Summoning the operator every time you need to manipulate the content of his wallet may seem like a bit of a hassle. The "runas" command also supports a /savecred option. You can use it like:

runas /savecred /user:davidp "tdwallet add password_proddev"

When the /savecred option to runas is used, the runas processing will check to see if you have saved the credentials for the target user (in this case davidp). If so, the saved credentials will be used and runas will not prompt for a password. If no saved credentials are found, runas prompts for the password and saves the credentials. In general, when using /savecred this means you only need to provide davidp's password the first time.
While this could lessen the hassle a bit in some circumstances, it could still be a hassle. For example, if you work at a different physical location from one of the operators it may not be convenient for them to visit your desk to type in their password. Or, if one of the operators works on a different shift than you, then you and the operator may not be at the same location at the same time.
You might think that you could just ask davidp to run...

runas /savecred /user:davidp "tdwallet list"

...from his own account. Unfortunately, this is not sufficient because it would result in davidp's credentials being saved within davidp's account. You need davidp's credentials to be saved within your Administrator account such that you can manipulate his wallet in the future. So, you need a way for you to permit davidp to run...

runas /savecred /user:davidp "tdwallet list"
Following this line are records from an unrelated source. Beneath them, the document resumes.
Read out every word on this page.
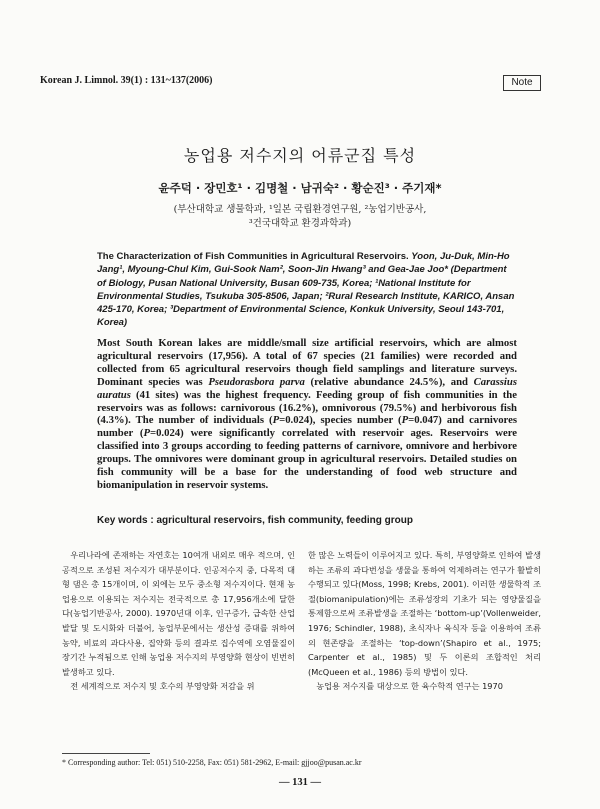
Korean J. Limnol. 39(1) : 131~137(2006)	Note
농업용 저수지의 어류군집 특성
윤주덕 · 장민호¹ · 김명철 · 남귀숙² · 황순진³ · 주기재*
(부산대학교 생물학과, ¹일본 국립환경연구원, ²농업기반공사,
³건국대학교 환경과학과)
The Characterization of Fish Communities in Agricultural Reservoirs. Yoon, Ju-Duk, Min-Ho Jang¹, Myoung-Chul Kim, Gui-Sook Nam², Soon-Jin Hwang³ and Gea-Jae Joo* (Department of Biology, Pusan National University, Busan 609-735, Korea; ¹National Institute for Environmental Studies, Tsukuba 305-8506, Japan; ²Rural Research Institute, KARICO, Ansan 425-170, Korea; ³Department of Environmental Science, Konkuk University, Seoul 143-701, Korea)
Most South Korean lakes are middle/small size artificial reservoirs, which are almost agricultural reservoirs (17,956). A total of 67 species (21 families) were recorded and collected from 65 agricultural reservoirs though field samplings and literature surveys. Dominant species was Pseudorasbora parva (relative abundance 24.5%), and Carassius auratus (41 sites) was the highest frequency. Feeding group of fish communities in the reservoirs was as follows: carnivorous (16.2%), omnivorous (79.5%) and herbivorous fish (4.3%). The number of individuals (P=0.024), species number (P=0.047) and carnivores number (P=0.024) were significantly correlated with reservoir ages. Reservoirs were classified into 3 groups according to feeding patterns of carnivore, omnivore and herbivore groups. The omnivores were dominant group in agricultural reservoirs. Detailed studies on fish community will be a base for the understanding of food web structure and biomanipulation in reservoir systems.
Key words : agricultural reservoirs, fish community, feeding group

우리나라에 존재하는 자연호는 10여개 내외로 매우 적으며, 인공적으로 조성된 저수지가 대부분이다. 인공저수지 중, 다목적 대형 댐은 총 15개이며, 이 외에는 모두 중소형 저수지이다. 현재 농업용으로 이용되는 저수지는 전국적으로 총 17,956개소에 달한다(농업기반공사, 2000). 1970년대 이후, 인구증가, 급속한 산업발달 및 도시화와 더불어, 농업부문에서는 생산성 증대를 위하여 농약, 비료의 과다사용, 집약화 등의 결과로 집수역에 오염물질이 장기간 누적됨으로 인해 농업용 저수지의 부영양화 현상이 빈번히 발생하고 있다.

전 세계적으로 저수지 및 호수의 부영양화 저감을 위

한 많은 노력들이 이루어지고 있다. 특히, 부영양화로 인하여 발생하는 조류의 과다번성을 생물을 통하여 억제하려는 연구가 활발히 수행되고 있다(Moss, 1998; Krebs, 2001). 이러한 생물학적 조절(biomanipulation)에는 조류성장의 기초가 되는 영양물질을 통제함으로써 조류발생을 조절하는 ‘bottom-up’(Vollenweider, 1976; Schindler, 1988), 초식자나 육식자 등을 이용하여 조류의 현존량을 조절하는 ‘top-down’(Shapiro et al., 1975; Carpenter et al., 1985) 및 두 이론의 조합적인 처리(McQueen et al., 1986) 등의 방법이 있다.

농업용 저수지를 대상으로 한 육수학적 연구는 1970

* Corresponding author: Tel: 051) 510-2258, Fax: 051) 581-2962, E-mail: gjjoo@pusan.ac.kr
— 131 —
...from the Administrator account. This, of course, would be easy to do if you were willing to give davidp the password to your Administrator account. However, giving away your Administrative password obviously is not a good idea! :-) I have found multiple third-party tools designed to allow a standard user to run a given program as Administrator without that user supplying the Administrator password; a list of these tools is available at http://www.wilderssecurity.com/showthread.php?t=267045. I have successfully used SuperExec for this type of thing in the past, but have not used the others. I should mention that both (a) saving passwords, and (b) using software downloaded from the Internet involves risks.

Best wishes!
-shawn :-)
Fan

Re: Introducing Teradata Wallet

Hi Shawn,
Thanks for providing great info on the TD wallet. I was able to setup the wallet configuration on my windows client which i will be doing the same on AIX, however while using BTEQ 13.10 it gives me error logon. I couldnot find the 14.x BTEQ in the TTU downloads. Any help would be appreciated.
Thanks.
Teradata Employee

Re: Introducing Teradata Wallet

Hi sjetti,

Teradata BTEQ 14.00 is on the Teradata Tools and Utilities DVD.

Regards,
-shawn :-)

Re: Introducing Teradata Wallet

It's easy enough to get tdwallet working with bteq, but does anyone have instructions for how to reference a wallet string from within a TPT script? I have tried several variations on the syntax used for bteq without success.

Specifically, the TPT script in the DDL operator, for example, requires a value for UserPassword:

DEFINE OPERATOR DDL_OPERATOR
TYPE DDL
ATTRIBUTES
(
VARCHAR PrivateLogName = 'ddl_log',
VARCHAR TdpId = @jobvar_tdpid,
VARCHAR UserName = @jobvar_username,
VARCHAR UserPassword = @jobvar_password,
VARCHAR WorkingDatabase = @jobvar_working_database,
VARCHAR ARRAY ErrorList = ['3807','3803','5980']
);

How can I replace that file or command-line provided @jobvar_password with a tdwallet reference?

Thanks.
Not applicable

Re: Introducing Teradata Wallet

Hi Shawn,

Can the TDwallet application be used with other database system like Oracle, MySQL, MSSQL etc? Is the application capable of working with SSH and other login mechanism ?

Thanks in advance!
-cslovak
Teradata Employee

Re: Introducing Teradata Wallet

Hi Shawn,

Something confuse me. The process of iterative substitution, it would be a infinite loop or not?
I have add item like this:

./tdwallet add abcd -> $tdwallet(efgh)
./tdwallet add efgh -> $tdwallet(abcd)

What is the real password when i running -w $tdwallet(abcd).

Thanks
-jeffry

Re: Introducing Teradata Wallet

Is there a way to pass the "password" or other encrypted text to the 'add' or 'addsk' command?